Sur les flux sélectionnés par b<>com et sans doute aidé par l’utilisation de moniteurs SONY BVM-X300, le résultat est plus que convaincant. Néanmoins, les problématiques qui entourent le sujet de la conversion HDR restent nombreuses : quid du color shift, quel impact après upconversion 4K, quel rendu final espérer sur une TV grand public après encodage ? Le mode “tout automatique” posera assurément à chaque broadcaster la question de l’interopérabilité pour tous les contenus sur tous les écrans.

Avec cette récompense, b<>com précise sa position avant-gardiste sur les innovations vidéo et conforte son positionnement basé sur une proposition de valeur concrète, leurs travaux de recherche en audio 3D, AR/VR et réseaux ultra haut débit plus agiles n’étant pas en reste.


L’approche de Technicolor sur le HDR est assez proche du Dolby Vision, un encodage de la couche SDR BT.709 avec  extraction de la partie haute dynamique codée sous la forme de métadonnées (dynamiques elles aussi). Bien qu’à ce jour, la technologie Advanced HDR pénètre moins le marché que son concurrent solidement ancré dans le monde du cinéma, les réflexions sur les questions d’économie de bande passante, d’adaptation aux capacités de chaque téléviseur et de retraitement de flux à dynamique standard sont particulièrement pertinentes, face à l’hétérogénéité des scénarios (mélange de contenus HD Rec.709 et UHD Rec.2020 par exemple). Avec un solide background en colorimétrie, la division vidéo de Technicolor basée à Rennes (ex Thomson) s’est alliée à Philips pour développer une méthode de traitement HDR temps réel basée sur la mise en œuvre des principes de préparation / alignement des sources vidéos broadcast et de déconstruction / encodage / reconstruction du signal HDR :

  • La version temps réel (CPU) de leur logiciel ITM (pour Intelligent Tone Mapping) est au cœur du procédé propriétaire de conversion SDR / HDR. L’ITM analyse image par image le flux HD ou 4K entrant, puis le prépare pour l’encodage en sortie : application d’une EOTF (PQ, S-Log3 ou Gamma 2.4) et d’un espace colorimétrique (Rec.709 ou 2020), gestion du pic de luminance maximum, paramètres d’étalonnage finement choisis… Plusieurs presets peuvent être travaillés offline puis chargés dans la station qui héberge le logiciel, un mode automatique existe également. Afin de l’utiliser au mieux, il convient de définir des courbes de retraitement qui fonctionnent sur la majorité des contenus d’un broadcaster particulier, tout en respectant l’intention artistique. En ce sens, les ingénieurs proposent d’ingérer une quantité de programmes de stock, puis de les passer à la moulinette du Machine Learning.

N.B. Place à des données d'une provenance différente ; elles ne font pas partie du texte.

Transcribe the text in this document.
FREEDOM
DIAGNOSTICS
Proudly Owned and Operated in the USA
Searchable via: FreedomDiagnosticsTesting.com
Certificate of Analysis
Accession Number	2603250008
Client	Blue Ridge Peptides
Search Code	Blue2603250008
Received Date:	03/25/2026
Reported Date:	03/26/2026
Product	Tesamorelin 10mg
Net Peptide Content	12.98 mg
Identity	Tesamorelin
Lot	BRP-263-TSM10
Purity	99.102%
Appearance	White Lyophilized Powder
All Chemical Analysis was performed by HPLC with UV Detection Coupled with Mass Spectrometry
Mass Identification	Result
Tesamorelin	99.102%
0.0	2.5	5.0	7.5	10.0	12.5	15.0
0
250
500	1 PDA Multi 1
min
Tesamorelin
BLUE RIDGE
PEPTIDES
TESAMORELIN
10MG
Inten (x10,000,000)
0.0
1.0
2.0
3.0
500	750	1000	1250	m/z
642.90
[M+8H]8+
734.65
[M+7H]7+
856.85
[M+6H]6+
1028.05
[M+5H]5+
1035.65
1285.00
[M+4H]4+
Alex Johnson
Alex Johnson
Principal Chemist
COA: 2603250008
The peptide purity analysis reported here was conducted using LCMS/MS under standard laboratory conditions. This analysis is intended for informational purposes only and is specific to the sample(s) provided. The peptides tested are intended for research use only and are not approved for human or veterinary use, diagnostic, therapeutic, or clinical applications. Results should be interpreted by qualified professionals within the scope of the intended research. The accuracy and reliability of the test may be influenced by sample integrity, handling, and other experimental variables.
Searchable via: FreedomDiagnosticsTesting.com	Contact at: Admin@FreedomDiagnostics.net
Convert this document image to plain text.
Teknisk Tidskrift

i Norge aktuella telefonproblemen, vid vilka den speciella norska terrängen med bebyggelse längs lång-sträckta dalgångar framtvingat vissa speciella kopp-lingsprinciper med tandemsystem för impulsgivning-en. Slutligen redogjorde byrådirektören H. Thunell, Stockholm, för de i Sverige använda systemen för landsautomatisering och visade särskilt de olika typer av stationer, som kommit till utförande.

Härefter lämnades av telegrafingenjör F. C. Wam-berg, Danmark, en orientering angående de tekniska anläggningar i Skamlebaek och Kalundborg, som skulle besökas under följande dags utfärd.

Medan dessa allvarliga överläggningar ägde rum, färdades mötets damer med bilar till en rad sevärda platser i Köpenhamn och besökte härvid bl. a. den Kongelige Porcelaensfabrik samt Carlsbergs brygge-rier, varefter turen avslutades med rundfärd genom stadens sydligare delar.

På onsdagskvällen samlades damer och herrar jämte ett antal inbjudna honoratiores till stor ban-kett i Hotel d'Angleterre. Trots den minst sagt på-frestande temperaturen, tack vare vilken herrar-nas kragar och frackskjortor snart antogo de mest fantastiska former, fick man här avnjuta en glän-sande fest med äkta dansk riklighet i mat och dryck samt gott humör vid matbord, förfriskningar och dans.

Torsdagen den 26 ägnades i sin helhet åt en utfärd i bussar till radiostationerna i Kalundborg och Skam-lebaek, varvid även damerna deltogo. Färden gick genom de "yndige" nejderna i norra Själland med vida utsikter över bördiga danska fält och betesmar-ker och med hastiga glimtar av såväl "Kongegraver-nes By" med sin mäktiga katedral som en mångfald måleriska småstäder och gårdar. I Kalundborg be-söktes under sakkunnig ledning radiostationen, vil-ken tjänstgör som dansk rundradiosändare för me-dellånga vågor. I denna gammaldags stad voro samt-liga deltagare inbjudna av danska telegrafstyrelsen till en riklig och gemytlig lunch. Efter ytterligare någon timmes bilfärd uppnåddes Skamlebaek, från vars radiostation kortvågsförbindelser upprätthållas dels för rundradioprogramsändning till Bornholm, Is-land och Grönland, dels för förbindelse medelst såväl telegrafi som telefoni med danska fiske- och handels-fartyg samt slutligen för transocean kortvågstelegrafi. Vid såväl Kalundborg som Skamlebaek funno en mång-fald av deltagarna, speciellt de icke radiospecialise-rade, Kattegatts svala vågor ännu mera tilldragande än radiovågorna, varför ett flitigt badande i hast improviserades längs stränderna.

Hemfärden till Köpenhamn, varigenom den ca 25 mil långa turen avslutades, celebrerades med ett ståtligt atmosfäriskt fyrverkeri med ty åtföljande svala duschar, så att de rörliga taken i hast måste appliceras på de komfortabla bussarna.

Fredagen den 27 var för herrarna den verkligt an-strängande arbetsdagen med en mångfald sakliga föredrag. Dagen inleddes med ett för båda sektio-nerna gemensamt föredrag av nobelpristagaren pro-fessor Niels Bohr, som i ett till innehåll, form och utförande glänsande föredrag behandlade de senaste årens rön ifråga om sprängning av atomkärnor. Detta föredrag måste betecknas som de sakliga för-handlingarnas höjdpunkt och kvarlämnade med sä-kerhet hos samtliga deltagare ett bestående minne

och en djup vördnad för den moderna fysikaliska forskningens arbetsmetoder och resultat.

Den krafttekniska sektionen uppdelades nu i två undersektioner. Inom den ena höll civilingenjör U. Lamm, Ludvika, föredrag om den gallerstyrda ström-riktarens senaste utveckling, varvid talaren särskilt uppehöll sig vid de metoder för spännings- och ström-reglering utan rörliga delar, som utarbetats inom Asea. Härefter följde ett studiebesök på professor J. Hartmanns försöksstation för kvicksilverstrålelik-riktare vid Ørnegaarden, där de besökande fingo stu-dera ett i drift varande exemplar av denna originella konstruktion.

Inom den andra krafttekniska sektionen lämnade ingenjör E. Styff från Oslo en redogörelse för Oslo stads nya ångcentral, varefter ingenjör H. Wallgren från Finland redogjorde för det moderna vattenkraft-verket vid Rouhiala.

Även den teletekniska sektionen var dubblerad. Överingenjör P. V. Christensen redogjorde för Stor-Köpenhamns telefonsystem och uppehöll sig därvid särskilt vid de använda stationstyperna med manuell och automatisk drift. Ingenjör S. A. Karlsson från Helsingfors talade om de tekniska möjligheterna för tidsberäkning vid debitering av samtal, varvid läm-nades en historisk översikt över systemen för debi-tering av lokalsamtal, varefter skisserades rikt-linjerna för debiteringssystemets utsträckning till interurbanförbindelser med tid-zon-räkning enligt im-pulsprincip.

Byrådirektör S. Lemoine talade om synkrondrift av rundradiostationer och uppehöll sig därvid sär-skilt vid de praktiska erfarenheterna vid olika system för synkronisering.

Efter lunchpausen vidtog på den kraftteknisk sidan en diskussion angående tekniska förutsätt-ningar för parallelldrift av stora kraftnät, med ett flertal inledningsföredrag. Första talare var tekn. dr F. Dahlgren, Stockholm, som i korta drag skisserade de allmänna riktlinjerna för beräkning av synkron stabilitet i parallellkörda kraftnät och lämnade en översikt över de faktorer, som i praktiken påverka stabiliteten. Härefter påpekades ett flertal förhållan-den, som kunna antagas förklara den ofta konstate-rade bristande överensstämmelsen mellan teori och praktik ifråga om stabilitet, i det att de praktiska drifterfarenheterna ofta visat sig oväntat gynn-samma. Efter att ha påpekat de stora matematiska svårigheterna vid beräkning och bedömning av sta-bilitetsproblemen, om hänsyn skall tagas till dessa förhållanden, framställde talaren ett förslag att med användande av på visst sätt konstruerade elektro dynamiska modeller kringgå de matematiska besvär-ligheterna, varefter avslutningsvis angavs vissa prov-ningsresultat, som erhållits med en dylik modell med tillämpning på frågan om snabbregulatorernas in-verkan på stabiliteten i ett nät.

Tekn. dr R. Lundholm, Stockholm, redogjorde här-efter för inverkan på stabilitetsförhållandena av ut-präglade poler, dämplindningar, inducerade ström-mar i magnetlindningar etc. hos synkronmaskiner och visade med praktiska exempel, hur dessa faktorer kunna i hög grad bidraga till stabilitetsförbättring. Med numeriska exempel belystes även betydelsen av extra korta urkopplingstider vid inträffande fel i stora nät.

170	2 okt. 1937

  • la solution PRIME, elle aussi brevetée, permet l’extraction de la partie HDR de chaque image analysée et son mapping en un flux de métadonnées dynamiques selon la norme SMPTE ST : 2094 – Dynamic Metadata for Color Volume Transforms (DMCVT). L’encodeur HEVC live “compatible” (ATEME ou Elemental à ce jour) n’a plus qu’à traiter la couche vidéo de base (SDR Rec.709) et à placer le contenu des métadonnées HDR dans les messages SEI du flux TS de sortie. Ces derniers, standardisés SMPTE ST : 2086 sont les mêmes qui servent à signaliser le type de HDR présent. L’économie en bande passante est évaluée à 20 %, comparée à la transmission d’un signal HEVC UHD complet.
  • côté réception, le prototype de Set Top Box Technicolor permet de reconstruire le flux HDR d’origine en cas de présence d’un téléviseur HDR “natif”, ou au contraire de ne diffuser que la couche SDR sur des modèles plus anciens. Cette technologie backward compatible opère un rescaling pour pallier aux écarts de reproduction de luminance en fonction des téléviseurs. Au delà de la box Technicolor, la technologie de reconstruction est implémentée dans des puces Broadcom, Mstar, Sigma… pour une future intégration par des équipementiers ou FAI. Cerise sur le gâteau, le Display Adaptation, rendu possible par une maîtrise de la chaîne complète par Technicolor, permet de régler le niveau de HDR en fonction des capacités réelles du téléviseur à le reproduire. Par exemple, la dernière SONY KD-65ZD9 monte à quelques 2 000 nits, tandis qu’une l’OLED65E7V LG tourne aux alentours de 650 nits seulement. De quoi limiter aussi la fatigue visuelle induite par la consommation soutenue de contenus HDR à forte luminance, ou au contraire de compenser un éclairage ambiant conséquent.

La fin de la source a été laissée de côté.